The New Generation of Advisers Need to be Client-Centric
Globally, the financial planning and wealth management industry is under enormous pressure – from regulators, disrupters, and clients. ‘Advice’ scandals have placed the industry directly under the spotlight and a radical change in its structure is now inevitable.
Despite the many government inquiries and initiatives announced over recent years, the vast majority of advisers are still aligned to a system that relies on subsidies from product or platform sales. This is an economic reality of a vertically integrated system. In Australia for example, around 70-80 per cent of advisers are either aligned to, or owned by financial institutions keen to promote their own products and/or platforms, leading to an inherent or perceived conflict of interest as they may not be the most appropriate for the clients’ needs or aspirations.
Consumers – especially the high net worth – are waking up to this fact and they will be the major force in demanding change in the structure of the industry.
The new generation of advice firms
It is unclear how any Government or Regulator can be the ultimate agent of change. It is an empowered consumer who will demand change. This shift will be evident in the birth and subsequent growth of a new generation of advisory firms. I believe future leading firms will be independent of the vested interests of the financial institutions – both in ownership structure, product range offered, and vertical integration.
It will be a professional services partnership where revenue is derived solely from fees paid for by clients. As in most professional services firms – such as legal and accounting partnerships – all professionals will benefit in the overall success of the entire business. This model can finally break the nexus between product and advice, as there is no need for revenue to be generated by products sales for the business to be successful.
The business will pride itself on its independence, allowing advisers to offer advice without conflict to their clients, whose best interests are always put first – not behind those of the firm and its ultimate owner.
The clients will be given a completely transparent pricing structure in writing, with details of how they will be charged and for what services, the standard of services to be provided, and importantly, value to be added via the relationship.
Clients may or may not need product – but most people need quality advice. They need a life-first discovery process, and life-first strategic advice, all before any product solution is discussed. This means a focus on clients, their current situation, goals, dreams and aspirations. Clients want advisors to get to know them and their families, understand and help ease their concerns, and keep things simple.
The new firm will focus ‘above the line’ on goals and aspirations, not just ‘below the line’ on investments. They will understand ‘below the line’ is how we do it, and ‘above the line’ is why we do it!
The new firm will create strategies for clients’ specific aspirations, and holistic advice for all of the family if required.
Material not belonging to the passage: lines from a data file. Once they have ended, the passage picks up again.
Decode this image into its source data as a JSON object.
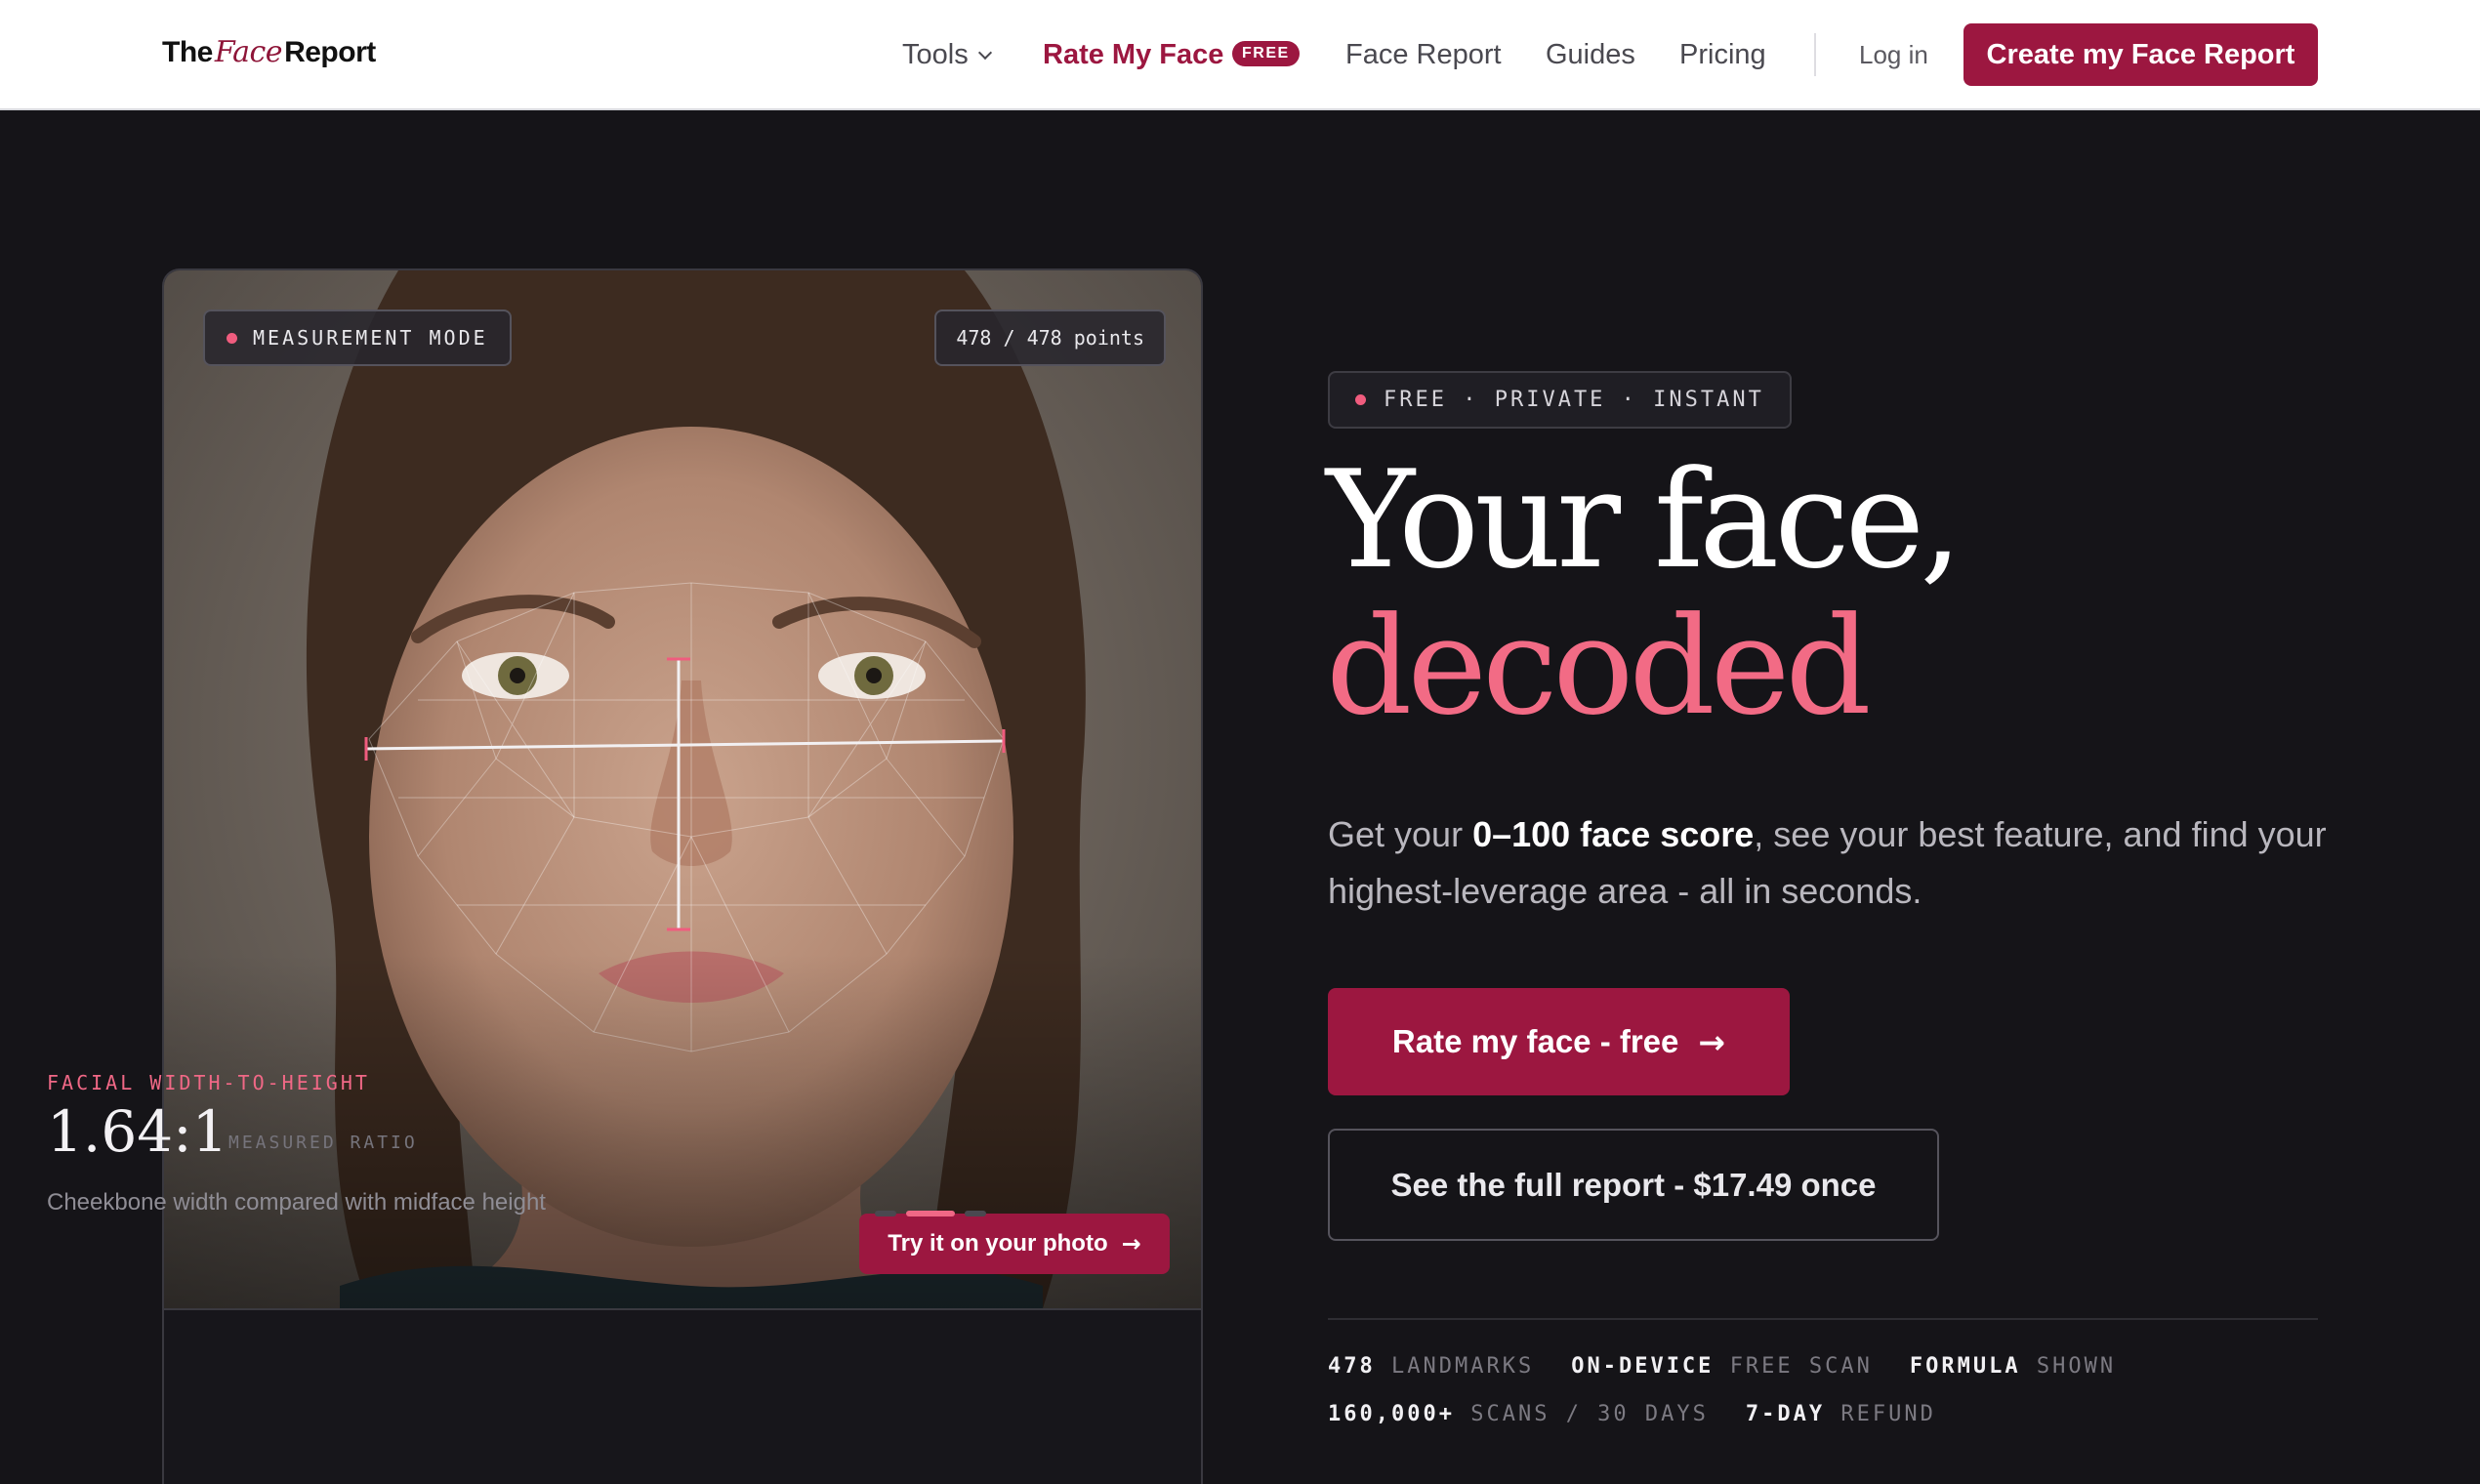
{
  "header": {
    "logo": {
      "pre": "The",
      "mid": "Face",
      "post": "Report"
    },
    "nav": {
      "tools": "Tools",
      "rate_my_face": "Rate My Face",
      "rate_badge": "FREE",
      "face_report": "Face Report",
      "guides": "Guides",
      "pricing": "Pricing",
      "login": "Log in"
    },
    "cta": "Create my Face Report"
  },
  "card": {
    "mode_label": "MEASUREMENT MODE",
    "points": "478 / 478 points",
    "try_button": "Try it on your photo",
    "metric_label": "FACIAL WIDTH-TO-HEIGHT",
    "metric_value": "1.64:1",
    "metric_unit": "MEASURED RATIO",
    "metric_desc": "Cheekbone width compared with midface height"
  },
  "hero": {
    "eyebrow": "FREE · PRIVATE · INSTANT",
    "title_line1": "Your face,",
    "title_line2": "decoded",
    "sub_pre": "Get your ",
    "sub_bold": "0–100 face score",
    "sub_post": ", see your best feature, and find your highest-leverage area - all in seconds.",
    "cta_primary": "Rate my face - free",
    "cta_secondary": "See the full report - $17.49 once"
  },
  "stats": {
    "row1": [
      {
        "bold": "478",
        "muted": "LANDMARKS"
      },
      {
        "bold": "ON-DEVICE",
        "muted": "FREE SCAN"
      },
      {
        "bold": "FORMULA",
        "muted": "SHOWN"
      }
    ],
    "row2": [
      {
        "bold": "160,000+",
        "muted": "SCANS / 30 DAYS"
      },
      {
        "bold": "7-DAY",
        "muted": "REFUND"
      }
    ]
  },
  "icons": {
    "chevron": "chevron-down-icon",
    "arrow": "arrow-right-icon",
    "status_dot": "status-dot-icon"
  },
  "colors": {
    "brand": "#9c1740",
    "accent": "#f26b85",
    "background": "#151418"
  }
}
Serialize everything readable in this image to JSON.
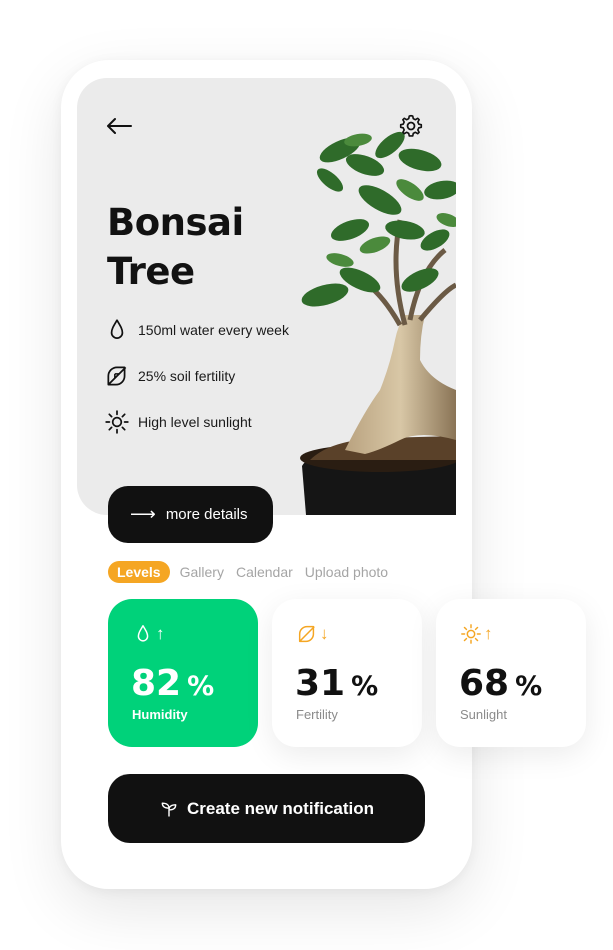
{
  "plant": {
    "title_line1": "Bonsai",
    "title_line2": "Tree",
    "features": [
      {
        "icon": "water-drop-icon",
        "text": "150ml water every week"
      },
      {
        "icon": "leaf-icon",
        "text": "25% soil fertility"
      },
      {
        "icon": "sun-icon",
        "text": "High level sunlight"
      }
    ]
  },
  "more_details": {
    "arrow": "⟶",
    "label": "more details"
  },
  "tabs": [
    "Levels",
    "Gallery",
    "Calendar",
    "Upload photo"
  ],
  "active_tab": "Levels",
  "stats": [
    {
      "name": "humidity",
      "icon": "water-drop-icon",
      "direction": "↑",
      "value": "82",
      "unit": "%",
      "label": "Humidity",
      "color": "#00d27a"
    },
    {
      "name": "fertility",
      "icon": "leaf-icon",
      "direction": "↓",
      "value": "31",
      "unit": "%",
      "label": "Fertility",
      "color": "#f5a623"
    },
    {
      "name": "sunlight",
      "icon": "sun-icon",
      "direction": "↑",
      "value": "68",
      "unit": "%",
      "label": "Sunlight",
      "color": "#f5a623"
    }
  ],
  "create_button": {
    "icon": "sprout-icon",
    "label": "Create new notification"
  },
  "colors": {
    "accent_green": "#00d27a",
    "accent_orange": "#f5a623",
    "dark": "#111111",
    "hero_bg": "#ebebeb"
  }
}
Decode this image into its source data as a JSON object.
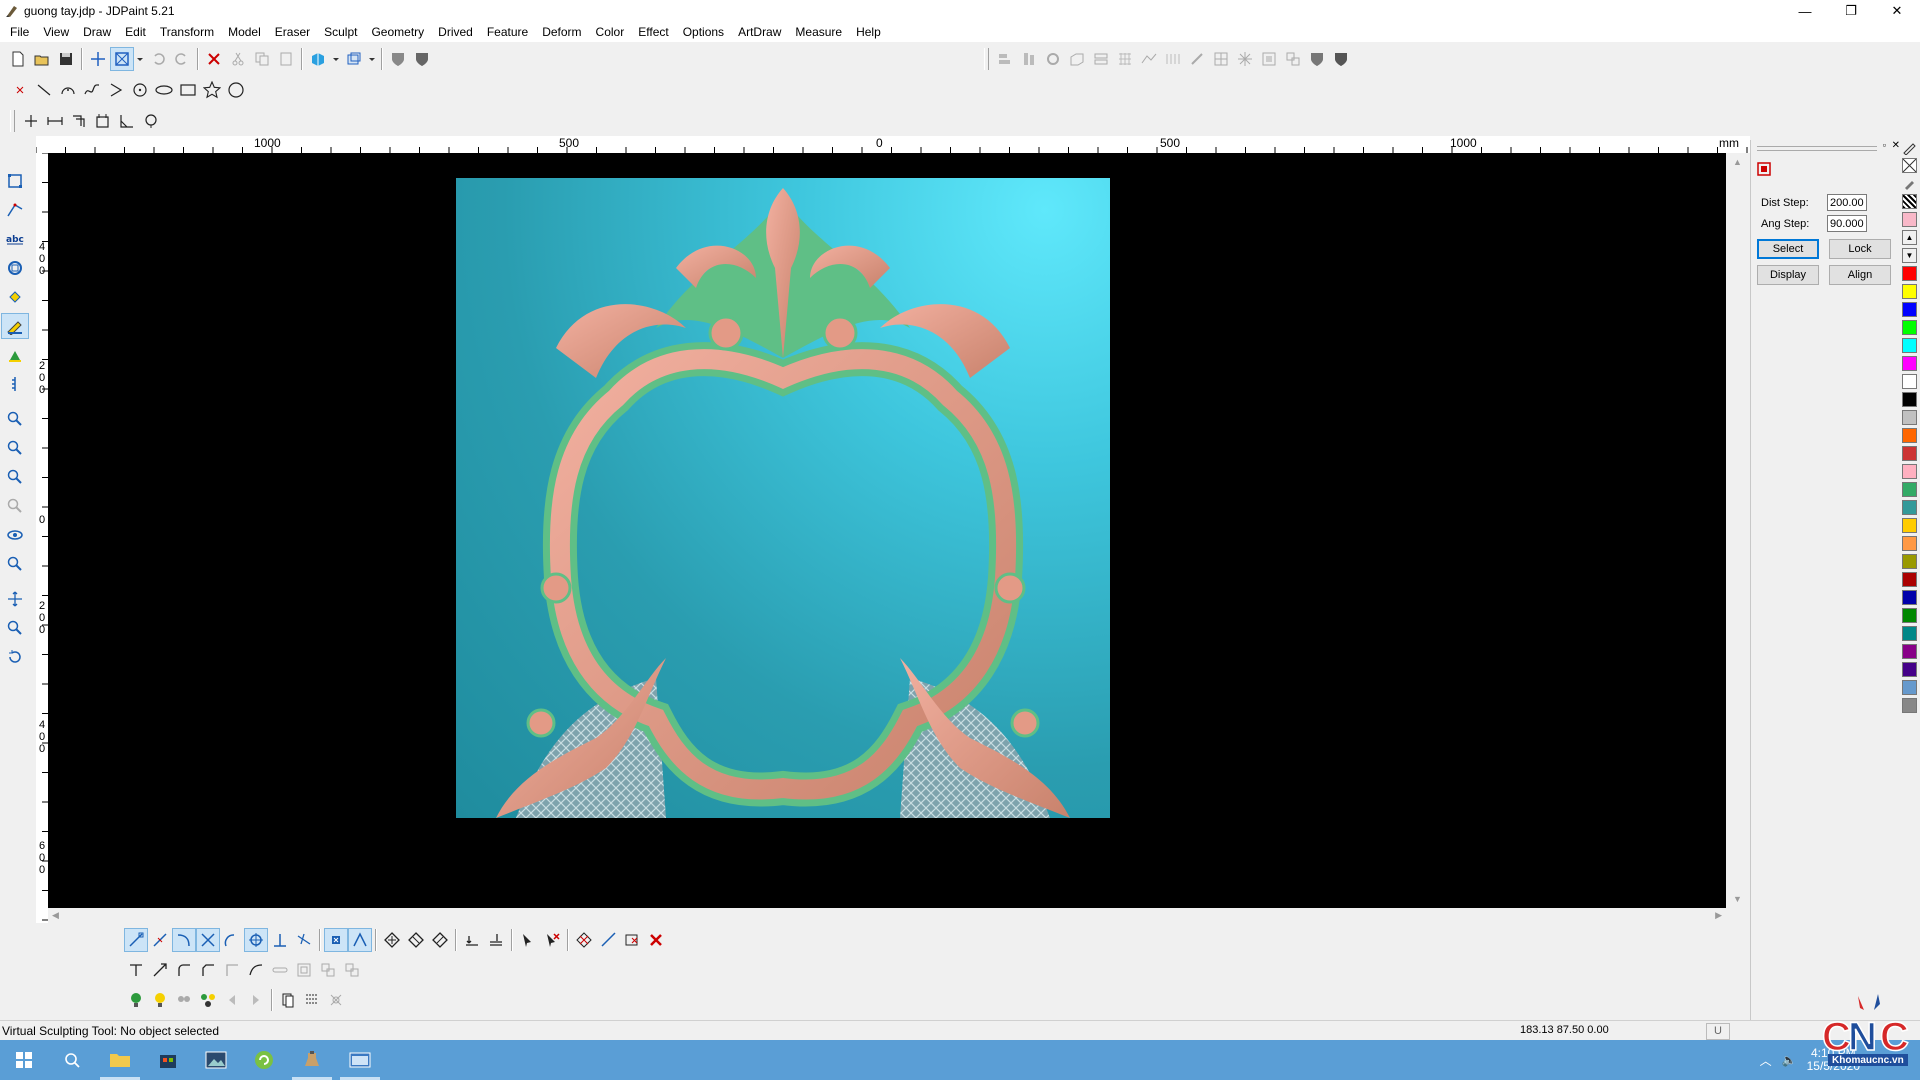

It will focus on the entire client picture, including their need for inter-generational solutions, philanthropic aspirations, and structuring needs. It will always be about clients’ needs.
The future firm is now here, and the new model will come to be the new global benchmark for the advice market, despite some majors continuing to invest heavily in their vertically integrated models. Refer to the diagram below. The focus will move from the (current) left hand side product manufacturing focus, to the right hand side client centric life based focus.
The very best advisers and advice businesses will be genuinely client-centric. This approach is all about implementing best practice processes for achieving what clients need.
It sounds simple. But it’s a lot more than just two words. It’s a whole end-to-end way of delivering a value proposition that is right for each client. Taking inspiration from the king of business processes, Michael Gerber, advisers need to systemise the process, and customise the advice.
As every client is unique, I am not talking about a ‘cookie cutter’ approach here. What I am saying is that we need to build process efficiency around repeatable client events.
An old saying is ‘build it and they will come’. Add both tangible and intangible value to the client and articulate and demonstrate it so they understand. Unfortunately, globally, I just don’t see this message being delivered all that often. But where it is, advisers and advice businesses are excelling.
Typically, in an initial ‘fact finding’ meeting, a prospective client would articulate or endeavour to articulate their future goals and aspirations over the short, medium and long term. From there, unfortunately, many advisers would suggest ‘That’s great – let me invest your portfolio for you’.
But we must build models beyond funds under advice. What does it matter if a client gets say a 6%, 7% or 8% pa return? Sure 8% is better than 6%, especially compound, but we can’t control that outcome. Are they on track or not to achieving their goals and aspirations? This is what they came in to talk about in the first instance. Are there early warning signs that plans might not be fulfilled? Do clients need to pull some levers, or make some sacrifices? After all, life is a series of trade-offs. What strategies will help improve their situation? How can an adviser determine this without a lifelong cash flow modelling tool?
All of these conversations (and associated lifelong cash flow modelling) needs to be had with the client (not for the client), to empower them. There is simply nothing an adviser can do that is more powerful than face to face lifelong scenario and cash flow modelling.
Cost versus Value
Clients might imply that they are cost conscious, but my experience tells me they are value conscious - A key difference. Using a ‘Client Centric Approach’ will help to demonstrate and articulate value to prospects, clients and centres of influence.
Importantly, the discerning client will be asking about value. How will the advice firm of the future demonstrate and articulate its value? After all, cost is only an issue in the absence of value, and clients will only be prepared to pay for value.